Inzwischen hat AMD dieses Prinzip mit den Llano APUs der A- und E-Serien verfeinert, auch bei diesen gibt es Modelle mit einem Turbotakt, dessen Aktivierung jedoch nicht mehr nur vom Verhältnis aktiver, genutzter Kerne zu ungenutzen, inaktiven Kernen abhängt, sondern vom sich ergebenden Spielraum bei der TDP. Mit den FX Prozessoren geht AMD noch einen Schritt weiter, denn hier gibt es nun zwei Turbo-Modi.

AMD FX Turbo CORE maximale Frequenz

Der eine Turbo-Modus zielt auf den maximalen Takt ab, unser FX-8150 bringt es so auf 4,2 GHz. Er ist dem Turbo der Phenom II X6 recht ähnlich: Wenn die Hälfte der der Kerne mittels CC6 schlafen gehen, so können die anderen vier mit dem maximalen Turbo betrieben werden. Dahinter steht die einfache Logik, dass bei nur vier aktiven Kernen das Energiebudget und somit die Wärmeentwicklung (TDP-Grenze) des Prozessors nicht ausgereizt werden kann, wenn diese ihr Werk nur mit dem Basistakt verrichten.

Hinzu kommt ein zweiter Turbo-Modus, der alle (bis zu acht) Kerne mit einer Taktrate oberhalb des Basistakts betreiben kann. Für unseren FX-8150 sind das dann 3,9 GHz statt 3,6 GHz. Möglich wird das durch eine Messung der tatsächlichen Aktivität der Kerne. Denn neben der goben Herangehensweise, ob ein Kern arbeitet oder nicht und sich daraus ergebenden Rückschlüssen auf die TDP, ist auch von Belang, wie ein Kern arbeitet.

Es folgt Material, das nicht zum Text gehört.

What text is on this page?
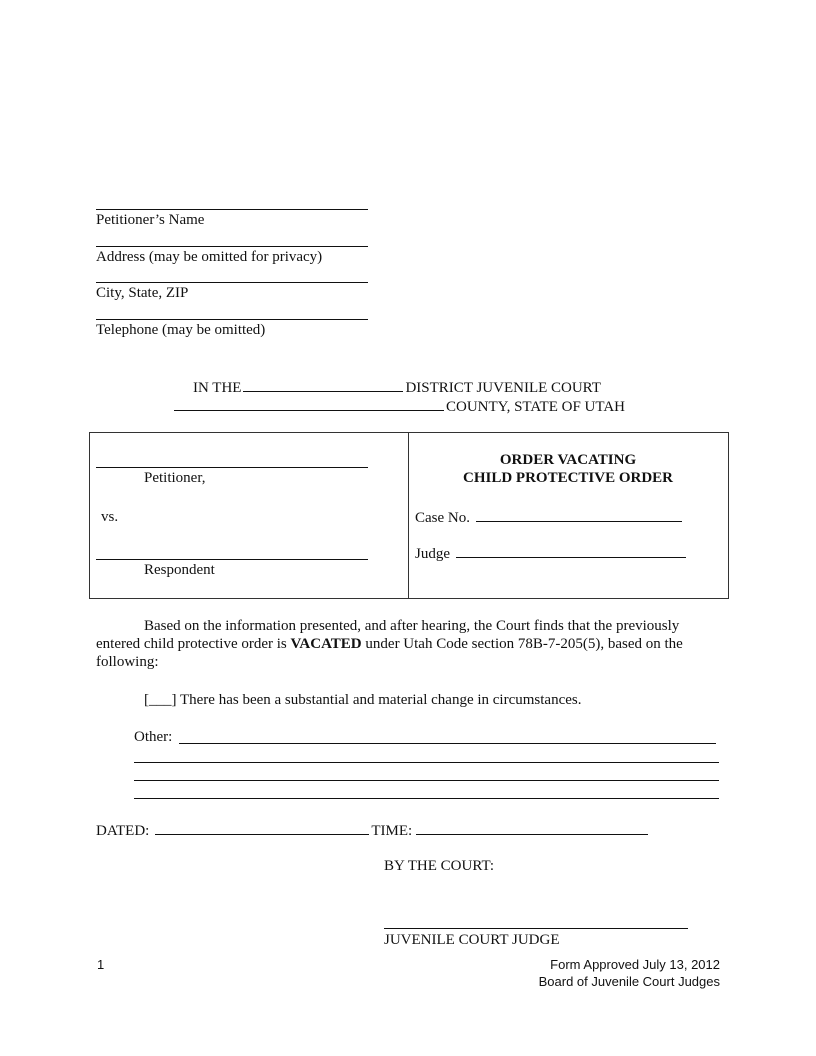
Petitioner’s Name
Address (may be omitted for privacy)
City, State, ZIP
Telephone (may be omitted)
IN THE	DISTRICT JUVENILE COURT
COUNTY, STATE OF UTAH
Petitioner,
vs.
Respondent
ORDER VACATING
CHILD PROTECTIVE ORDER
Case No.
Judge
Based on the information presented, and after hearing, the Court finds that the previously entered child protective order is VACATED under Utah Code section 78B-7-205(5), based on the following:
[___] There has been a substantial and material change in circumstances.
Other:
DATED:	TIME:
BY THE COURT:
JUVENILE COURT JUDGE
1	Form Approved July 13, 2012
Board of Juvenile Court Judges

AMD FX Turbo CORE alle Kerne

Die optimale Auslastung eines Kerns ist seltenst (im Grund nur unter Laborbedingungen) gegeben, je nach Art der anfallenden Threads wird die Kern-Pipeline mehr oder weniger ausgelastet. Um den Spielraum für den Turbo aller Kerne zu ermitteln misst der FX Prozessor penibel die Auslastung seiner Funktionseinheiten und errechnet so die Differenz von genutzter Energie in Relation zum Energiebudget. Daraus ergibt sich dann der Spielraum für die TDP, also die aktuell gegebene Abwärmeleistung im Verhältnis zur maximal erlaubten Abwärmeleistung.

AMD FX Turbo CORE

Diese Kombination aus zwei Turbo-Modi ist hinsichtlich Turbo-Funktionalität die Innovation der FX CPUs, wobei die grundlegenden Eigenschaften beider Varianten bereits in AMD Produkten existieren. AMD hat sie nun kombiniert. Auch für Tweaker dürfte dies eine interessante Angelegenheit sein, da mit der AMD Overdrive-Software die Spannungen und Takte der Turbo-Modi separat eingestellt weren können. Dies erlaubt eine Abstufung der Turbo-Taktraten gemäß den individuellen Erfordernissen und macht Anwender unabhängig von den im BIOS/EFI zur Verfügung stehenden Optionen, die je nach Mainboard variieren.